O caso da casa de Dorothy e o japonês bacana que era mafioso

Mingo Peltrinelli gostava da casa, mas a mulher Dorothy Lammur de Souza dava as cartas na área. Ela achava a casa pequena. E tinha argumento bem feminino e indefensável: o Jardim Social subia de nível e a casa em que moravam destoava na paisagem. Mingo prometeu casa dos sonhos para Doroty, que não era besta de ficar discutindo. Mulher tem razão mesmo quanto não tem. Ele pediu paciência para educar os filhos – prioridade número 1. Depois de os filhos formados, ele investiu na construção de uma casa tipo Hollywood, fachada bonita e resto funcional e sem exageros arquitetônicos. Quando a mansão de fachada ficou pronta, Dorothy Lammur morreu. Mais: os filhos casaram e foram embora. Mingo Peltrinelli ficou com a mansão de fachada. Um elefante branco no Jardim Social.

A saudade é um prego e o coração é um martelo, fere o peito e dói na alma e vai virando um flagelo.

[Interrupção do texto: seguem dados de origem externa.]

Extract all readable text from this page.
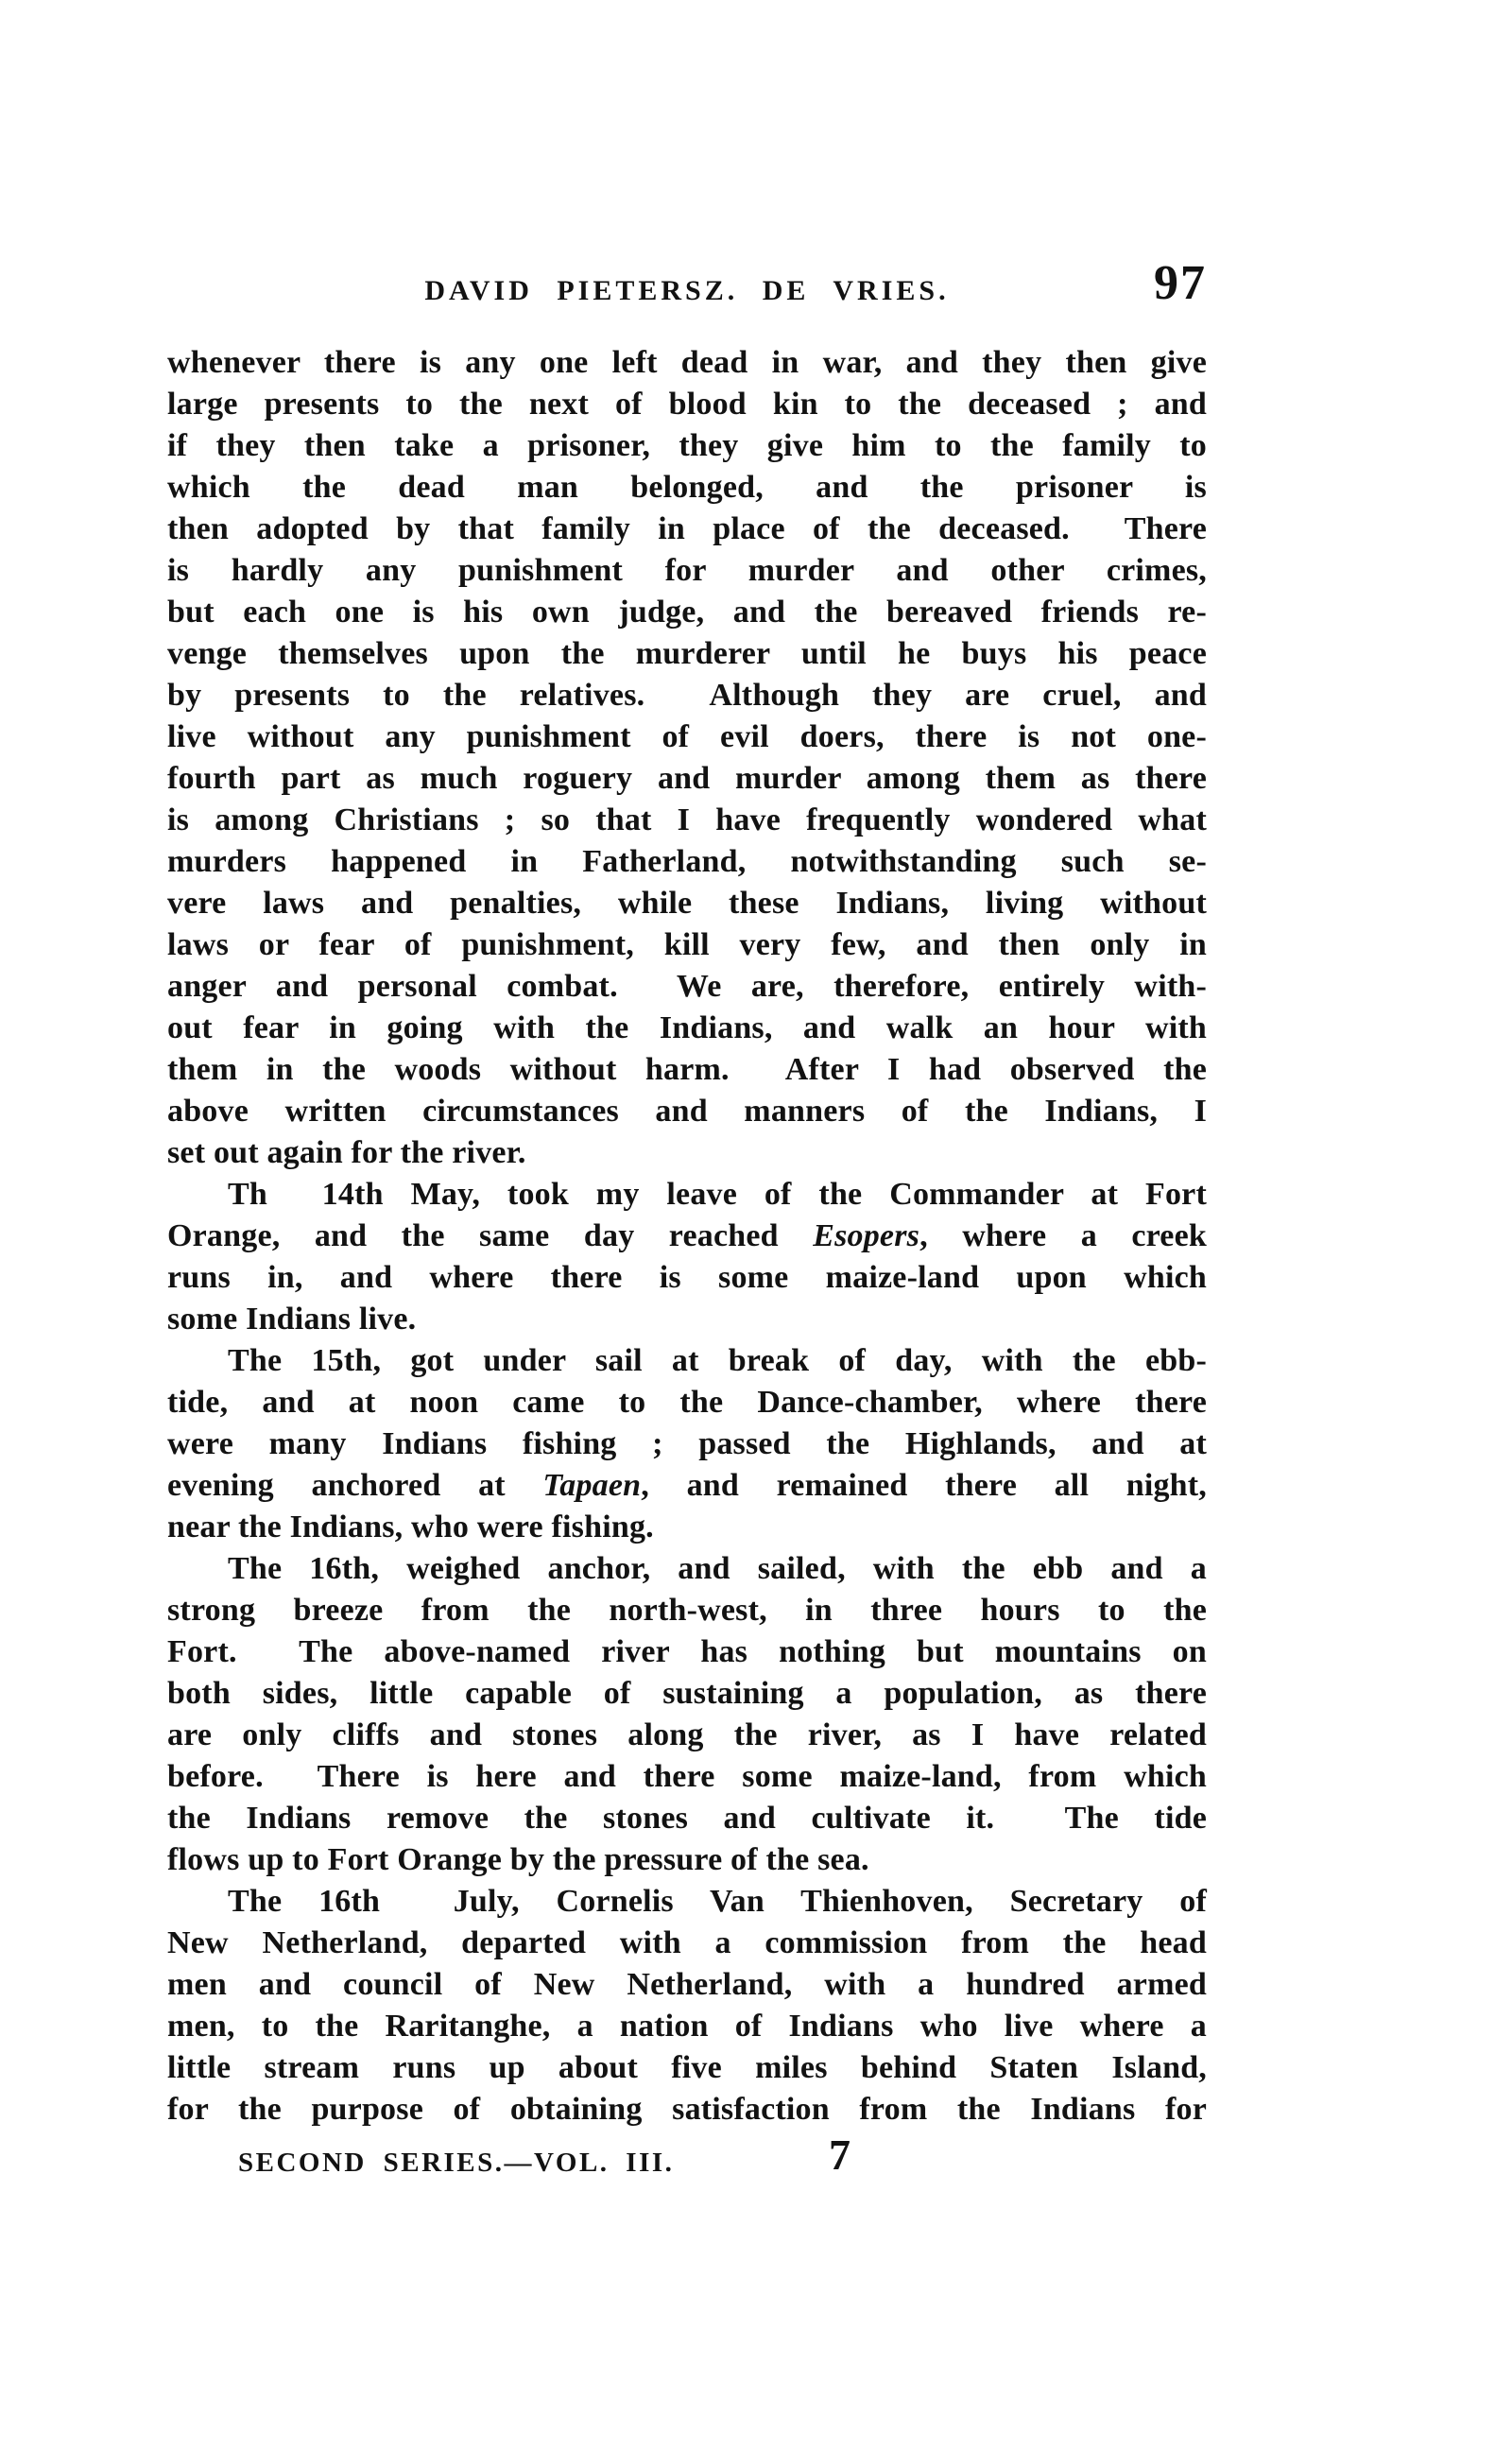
DAVID PIETERSZ. DE VRIES.	97
whenever there is any one left dead in war, and they then give
large presents to the next of blood kin to the deceased ; and
if they then take a prisoner, they give him to the family to
which the dead man belonged, and the prisoner is
then adopted by that family in place of the deceased.  There
is hardly any punishment for murder and other crimes,
but each one is his own judge, and the bereaved friends re-
venge themselves upon the murderer until he buys his peace
by presents to the relatives.  Although they are cruel, and
live without any punishment of evil doers, there is not one-
fourth part as much roguery and murder among them as there
is among Christians ; so that I have frequently wondered what
murders happened in Fatherland, notwithstanding such se-
vere laws and penalties, while these Indians, living without
laws or fear of punishment, kill very few, and then only in
anger and personal combat.  We are, therefore, entirely with-
out fear in going with the Indians, and walk an hour with
them in the woods without harm.  After I had observed the
above written circumstances and manners of the Indians, I
set out again for the river.
Th  14th May, took my leave of the Commander at Fort
Orange, and the same day reached Esopers, where a creek
runs in, and where there is some maize-land upon which
some Indians live.
The 15th, got under sail at break of day, with the ebb-
tide, and at noon came to the Dance-chamber, where there
were many Indians fishing ; passed the Highlands, and at
evening anchored at Tapaen, and remained there all night,
near the Indians, who were fishing.
The 16th, weighed anchor, and sailed, with the ebb and a
strong breeze from the north-west, in three hours to the
Fort.  The above-named river has nothing but mountains on
both sides, little capable of sustaining a population, as there
are only cliffs and stones along the river, as I have related
before.  There is here and there some maize-land, from which
the Indians remove the stones and cultivate it.  The tide
flows up to Fort Orange by the pressure of the sea.
The 16th  July, Cornelis Van Thienhoven, Secretary of
New Netherland, departed with a commission from the head
men and council of New Netherland, with a hundred armed
men, to the Raritanghe, a nation of Indians who live where a
little stream runs up about five miles behind Staten Island,
for the purpose of obtaining satisfaction from the Indians for
SECOND SERIES.—VOL. III.	7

Mingo deu um chego pra lá na saudade, arrumou uma viúva jeitosa e casou seis meses depois. E decidiu alugar a mansão de Dorothy para morar num apartamento do Juvevê. Ia botar a casa na Imobiliária Coisa Nossa. Mas não colocou. Toshiro Yamashita, o Rei dos Pastéis, que era seu amigo, disse que ele tinha um chapa bacana na parada, gente fina, que precisava de mansão no estilo da casa do Jardim Social. Chique por fora e funcional por dentro. O nome do cara era Fumio Matsumata. Yamashita bancou Matsumata e Mingo Peltrinelli topou a parada. Além de ganhar mais que o aluguel avaliado pela imobiliária, ia economizar a comissão da imobiliária. Jogo perfeito.

Mas quando o cara quer ser muito esperto o destino joga casca de banana na frente e ele escorrega. Foi o que aconteceu a Mingo Peltrinelli. Matsumata parecia bacana. Mas morava sozinho, não tinha mulher, nem cachorro. E não era homossexual. Ninguém é sozinho sem guardar um grande segredo. O dinheiro entrava na conta e Mingo não ficava tranquilo. Até que a verdade surgiu nua como playmate no pôster desdobrável da revista Playboy. Em grande estilo: um belo dia um batalhão da Polícia Federal invadiu a mansão do Jardim Social com helicóptero e tudo e levou Fumio Matsumata em cana. Sobrou para Mingo Peltrinelli explicar porque sua casa serviu de abrigo para um notório integrante da máfia japonesa. A temida Yakuza, também conhecida como Gokudô.

Mingo ficou boquiaberto. E chegou na defensiva para depor: “Eu nem sabia que tinha máfia no Japão!”. Não sabia, mas tem. O PF disse: “Ela é terrível, vou te contar”. O PF contou: “A polícia japonesa chama os caras de bôryokudan. Grupo de violência”. Aquilo deixou Mingo preocupado. O PF acrescentou: “Eles se chamam entre si de Ninkyô dantai”. Mingo não sabia o que era, mas não devia ser coisa boa. O PF disse mais: “Eles costumam cortar os dedos de quem não gostam. Isso se chama yubitsume”. Mingo ficou impressionado e olhou para os próprios dedos. Ele pediu para falar em particular com Fumio Matsumata. Quando chegou à cela, o japonês estava de calção. O dorso do corpo parecia tapete oriental de tão tatuado. Ele estava impassível. Mingo tentou o impossível. Ele disse: “Eu quero que o senhor saiba que não acusei ninguém de pertencer à Yakuza”.

O mafioso riu um diabólico riso nipônico e disse: “Eu sei. Quem me traiu foi Yamashita. Eu vou matar aquele cara. Se depender de mim não vai ter mais pastel em Curitiba”. A frase livrava Mingo de qualquer hostilidade no segmento nipônico do submundo do crime, mas deixava a capital paranaense sob a ameaça de ficar sem pastel produzido por imigrantes orientais. No entanto este já não era mais um problema de Mingo Peltrinelli. Ele saiu da cela e foi para a sala do policial. O PF disse que ele estava limpo na jogada. Acertadas as contas com o mafioso japonês e com a polícia brasileira, Mingo foi para casa revoltado com a mulher morta: “Tudo começou quando Dorothy Lammur não se conformou com uma casa de padrão médio no Jardim Social e invocou com mansão tipo Hollywood”. Bem, ele ia colocar a casa na Imobiliária Coisa Nossa para alugar. E esperava não ter mais dores de cabeça com este assunto.